Salat Idulfitri merupakan salah satu syiar penting dalam Islam yang dilaksanakan oleh umat Muslim setelah menunaikan ibadah puasa selama satu bulan penuh di bulan Ramadan. Ibadah ini menjadi momentum spiritual yang sarat dengan nilai kebersamaan, rasa syukur, dan penguatan ukhuwah di tengah masyarakat.

Dalam pandangan Muhammadiyah, pelaksanaan salat Idulfitri dilakukan di lapangan terbuka atau tempat yang luas agar dapat menampung jamaah dalam jumlah besar. Selain itu, pelaksanaan di ruang terbuka juga mengikuti praktik yang dilakukan oleh Nabi Muhammad saw. yang menunaikan salat Id di tanah lapang bersama para sahabat.

Oleh karena itu, panitia pelaksana di berbagai tempat diimbau untuk mempersiapkan segala kebutuhan teknis sejak dini, termasuk pengaturan lokasi, pengeras suara, pengaturan saf, serta kenyamanan jamaah. Persiapan tersebut penting agar pelaksanaan ibadah dapat berlangsung dengan tertib dan memberikan kenyamanan bagi seluruh jamaah.

Selain itu, masyarakat juga diharapkan datang lebih awal ke lokasi pelaksanaan salat Idulfitri. Kedatangan lebih awal tidak hanya membantu menjaga ketertiban, tetapi juga memberikan kesempatan bagi jamaah untuk memperbanyak takbir, tahmid, dan tahlil sebagai bagian dari syiar hari raya.

Momentum Idulfitri sendiri merupakan saat yang sangat istimewa bagi umat Islam.
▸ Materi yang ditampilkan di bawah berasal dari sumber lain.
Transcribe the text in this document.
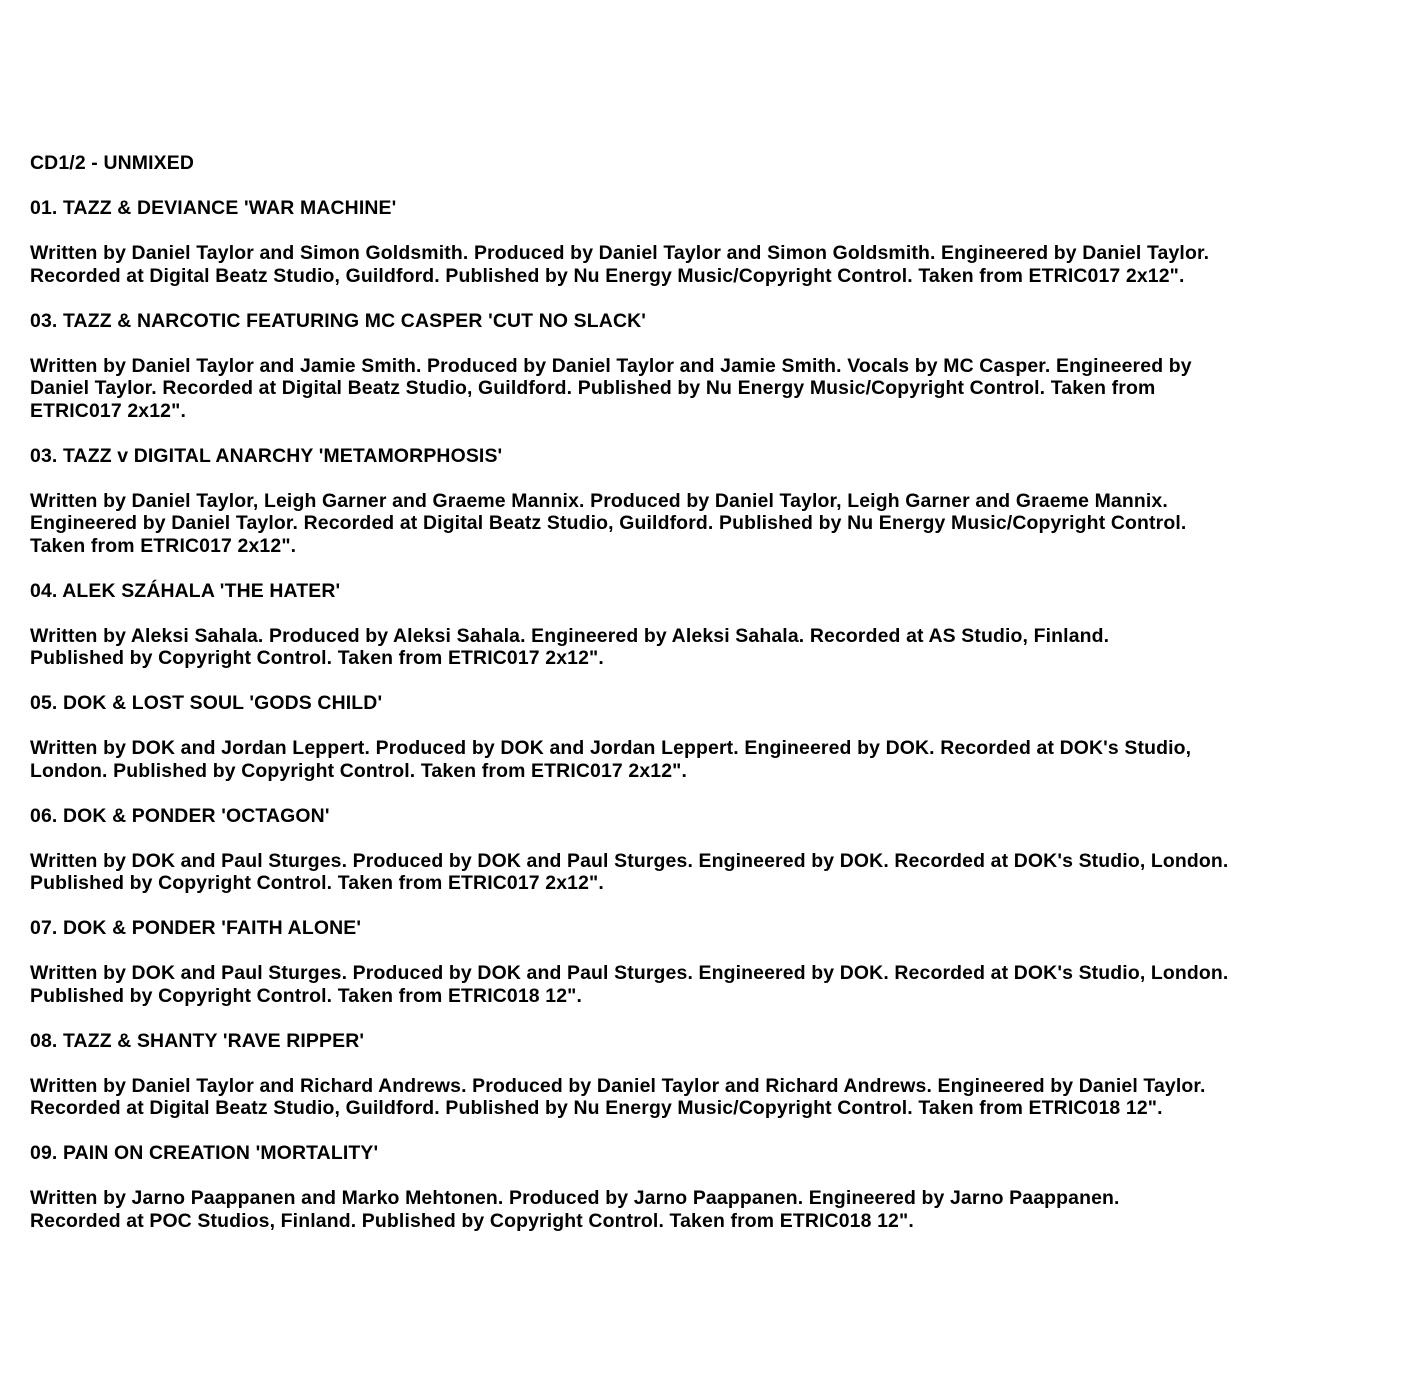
CD1/2 - UNMIXED

01. TAZZ & DEVIANCE 'WAR MACHINE'

Written by Daniel Taylor and Simon Goldsmith. Produced by Daniel Taylor and Simon Goldsmith. Engineered by Daniel Taylor.

Recorded at Digital Beatz Studio, Guildford. Published by Nu Energy Music/Copyright Control. Taken from ETRIC017 2x12".

03. TAZZ & NARCOTIC FEATURING MC CASPER 'CUT NO SLACK'

Written by Daniel Taylor and Jamie Smith. Produced by Daniel Taylor and Jamie Smith. Vocals by MC Casper. Engineered by

Daniel Taylor. Recorded at Digital Beatz Studio, Guildford. Published by Nu Energy Music/Copyright Control. Taken from

ETRIC017 2x12".

03. TAZZ v DIGITAL ANARCHY 'METAMORPHOSIS'

Written by Daniel Taylor, Leigh Garner and Graeme Mannix. Produced by Daniel Taylor, Leigh Garner and Graeme Mannix.

Engineered by Daniel Taylor. Recorded at Digital Beatz Studio, Guildford. Published by Nu Energy Music/Copyright Control.

Taken from ETRIC017 2x12".

04. ALEK SZÁHALA 'THE HATER'

Written by Aleksi Sahala. Produced by Aleksi Sahala. Engineered by Aleksi Sahala. Recorded at AS Studio, Finland.

Published by Copyright Control. Taken from ETRIC017 2x12".

05. DOK & LOST SOUL 'GODS CHILD'

Written by DOK and Jordan Leppert. Produced by DOK and Jordan Leppert. Engineered by DOK. Recorded at DOK's Studio,

London. Published by Copyright Control. Taken from ETRIC017 2x12".

06. DOK & PONDER 'OCTAGON'

Written by DOK and Paul Sturges. Produced by DOK and Paul Sturges. Engineered by DOK. Recorded at DOK's Studio, London.

Published by Copyright Control. Taken from ETRIC017 2x12".

07. DOK & PONDER 'FAITH ALONE'

Written by DOK and Paul Sturges. Produced by DOK and Paul Sturges. Engineered by DOK. Recorded at DOK's Studio, London.

Published by Copyright Control. Taken from ETRIC018 12".

08. TAZZ & SHANTY 'RAVE RIPPER'

Written by Daniel Taylor and Richard Andrews. Produced by Daniel Taylor and Richard Andrews. Engineered by Daniel Taylor.

Recorded at Digital Beatz Studio, Guildford. Published by Nu Energy Music/Copyright Control. Taken from ETRIC018 12".

09. PAIN ON CREATION 'MORTALITY'

Written by Jarno Paappanen and Marko Mehtonen. Produced by Jarno Paappanen. Engineered by Jarno Paappanen.

Recorded at POC Studios, Finland. Published by Copyright Control. Taken from ETRIC018 12".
Setelah menjalani proses spiritual selama Ramadan—yang diisi dengan ibadah puasa, salat malam, membaca Al-Qur’an, dan berbagai amal kebajikan lainnya—hari raya menjadi puncak kegembiraan sekaligus wujud rasa syukur kepada Allah Swt.

Di hari tersebut, umat Islam dianjurkan untuk memperbanyak takbir sejak malam hari raya hingga pelaksanaan salat Id. Takbir ini merupakan ungkapan pengagungan kepada Allah atas segala nikmat dan kesempatan yang telah diberikan kepada hamba-Nya untuk menyempurnakan ibadah di bulan Ramadan.

Selain pelaksanaan salat Idulfitri, umat Islam juga diingatkan tentang pentingnya menunaikan zakat fitrah sebelum pelaksanaan salat Id. Zakat fitrah memiliki fungsi sosial yang sangat penting, yakni membantu kaum fakir dan mereka yang membutuhkan agar dapat turut merasakan kebahagiaan di hari raya.

Majelis Tabligh PDM Bojonegoro dalam maklumatnya juga menyampaikan harapan agar seluruh amal ibadah umat Islam selama Ramadan diterima oleh Allah Swt. serta menjadikan Idulfitri sebagai momentum untuk memperkuat keimanan dan mempererat hubungan sosial di tengah masyarakat.